O quadro está completo. Não há mais nada, nem dignidade, nem pudor, nem honra,
nem virtude, nem espírito; o gozo animal nu e cru, a impureza nua e crua. O
pensamento dissolve-se na saciedade; o consumo carnal absorve tudo; nada
subsiste da grande criatura soberana habituada pela alma; seja-nos permitida a
expressão: o ventre come o homem. Estado final de todas as sociedades onde o
ideal se eclipsa. E isso passa por prosperidade e chama-se engrandecer. Às
vezes até os filósofos concorrem estouvadamente para esse abaixamento, pondo
nas doutrinas o materialismo que está nas consciências. Esta redução do homem
ao animal é uma grande miséria. O seu primeiro fruto é a torpeza que se torna
visível por todos os lados e até nos cumes da sociedade: no juiz venal, no
padre simoníaco, no soldado condottiere.
Leis, costumes e crenças são estrumeira. Totus
homo fit excrementum. No século XVI, todas as instituições do passado estão
reduzidas a isso; Rabelais toma conta dessa situação, constata-a e levanta o auto
desse ventre que é o mundo. A-civilização não é mais que uma massa, a ciência é
matéria, a religião engordou, a feudalidade digere, a realeza está obesa.
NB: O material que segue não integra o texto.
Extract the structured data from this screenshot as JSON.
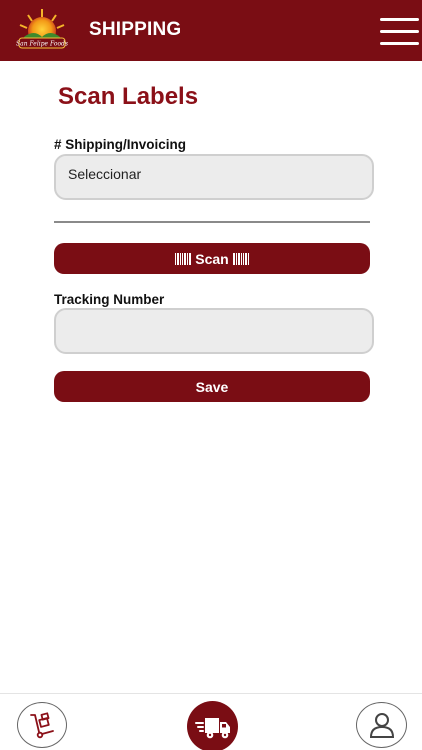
{
  "header": {
    "title": "SHIPPING",
    "logo_text": "San Felipe Foods",
    "brand_color": "#7a0d14"
  },
  "main": {
    "title": "Scan Labels",
    "shipping_field": {
      "label": "# Shipping/Invoicing",
      "value": "Seleccionar"
    },
    "scan_button_label": "Scan",
    "tracking_field": {
      "label": "Tracking Number",
      "value": ""
    },
    "save_button_label": "Save"
  },
  "bottom_nav": {
    "items": [
      {
        "icon": "hand-truck-icon",
        "active": false
      },
      {
        "icon": "delivery-truck-icon",
        "active": true
      },
      {
        "icon": "user-icon",
        "active": false
      }
    ]
  }
}
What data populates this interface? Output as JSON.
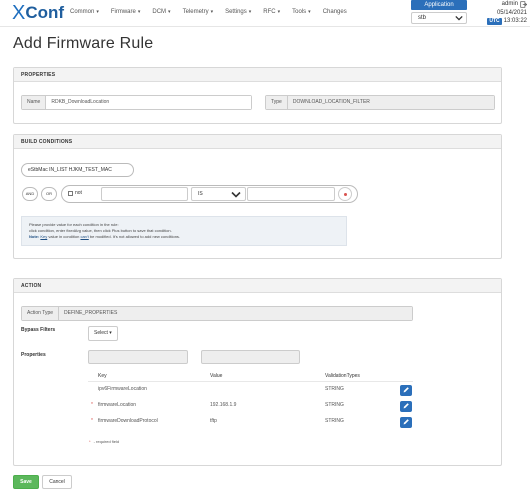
{
  "app": {
    "logo_mark": "X",
    "logo_text": "Conf"
  },
  "nav": {
    "items": [
      {
        "label": "Common",
        "dropdown": true
      },
      {
        "label": "Firmware",
        "dropdown": true
      },
      {
        "label": "DCM",
        "dropdown": true
      },
      {
        "label": "Telemetry",
        "dropdown": true
      },
      {
        "label": "Settings",
        "dropdown": true
      },
      {
        "label": "RFC",
        "dropdown": true
      },
      {
        "label": "Tools",
        "dropdown": true
      },
      {
        "label": "Changes",
        "dropdown": false
      }
    ]
  },
  "application": {
    "title": "Application",
    "selected": "stb"
  },
  "user": {
    "name": "admin",
    "date": "05/14/2021",
    "utc_badge": "UTC",
    "time": "13:03:22"
  },
  "page": {
    "title": "Add Firmware Rule"
  },
  "properties": {
    "heading": "PROPERTIES",
    "name_label": "Name",
    "name_value": "RDKB_DownloadLocation",
    "type_label": "Type",
    "type_value": "DOWNLOAD_LOCATION_FILTER"
  },
  "conditions": {
    "heading": "BUILD CONDITIONS",
    "existing_condition": "eStbMac  IN_LIST  HJKM_TEST_MAC",
    "and_label": "AND",
    "or_label": "OR",
    "not_label": "not",
    "operation_value": "IS",
    "help_line1": "Please provide value for each condition in the rule:",
    "help_line2": "click condition, enter fixedArg value, then click Plus button to save that condition.",
    "help_note_label": "Note:",
    "help_note_text_1": "Key",
    "help_note_text_2": "value in condition",
    "help_note_text_3": "can't",
    "help_note_text_4": "be modified. It's not allowed to add new conditions."
  },
  "action": {
    "heading": "ACTION",
    "action_type_label": "Action Type",
    "action_type_value": "DEFINE_PROPERTIES",
    "bypass_label": "Bypass Filters",
    "select_label": "Select",
    "properties_label": "Properties",
    "columns": [
      "Key",
      "Value",
      "ValidationTypes"
    ],
    "rows": [
      {
        "required": false,
        "key": "ipv6FirmwareLocation",
        "value": "",
        "validation": "STRING"
      },
      {
        "required": true,
        "key": "firmwareLocation",
        "value": "192.168.1.9",
        "validation": "STRING"
      },
      {
        "required": true,
        "key": "firmwareDownloadProtocol",
        "value": "tftp",
        "validation": "STRING"
      }
    ],
    "required_mark": "*",
    "required_note": "- required field"
  },
  "buttons": {
    "save": "Save",
    "cancel": "Cancel"
  },
  "colors": {
    "primary": "#2b6fba",
    "success": "#5cb85c",
    "danger": "#d9534f"
  }
}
Quem é Henrique VIII? Uma
pança. Roma é uma velha gorda e farta. É isso saúde? É
isso doença? É talvez gordura, é talvez hidropisia. Questão a
esclarecer. Rabelais, médico e cura, toma o pulso ao papado. Abana a cabeça
e desata a rir. Foi porque encontrou a
vida? Nã, porque sentiu a morte. Com efeito, o papado expira.
Enquanto Lutero reforma, Rabelais faz chacota. Qual vai mais direito ao fim? Rabeìais
troça do monge, do bispo, do papa; riso feito de estertor. Este guizo toca a
finados. Então?» In
Rabelais, Gargantua, Gargântua, Publicações Europa-América, Clássicos, 1987.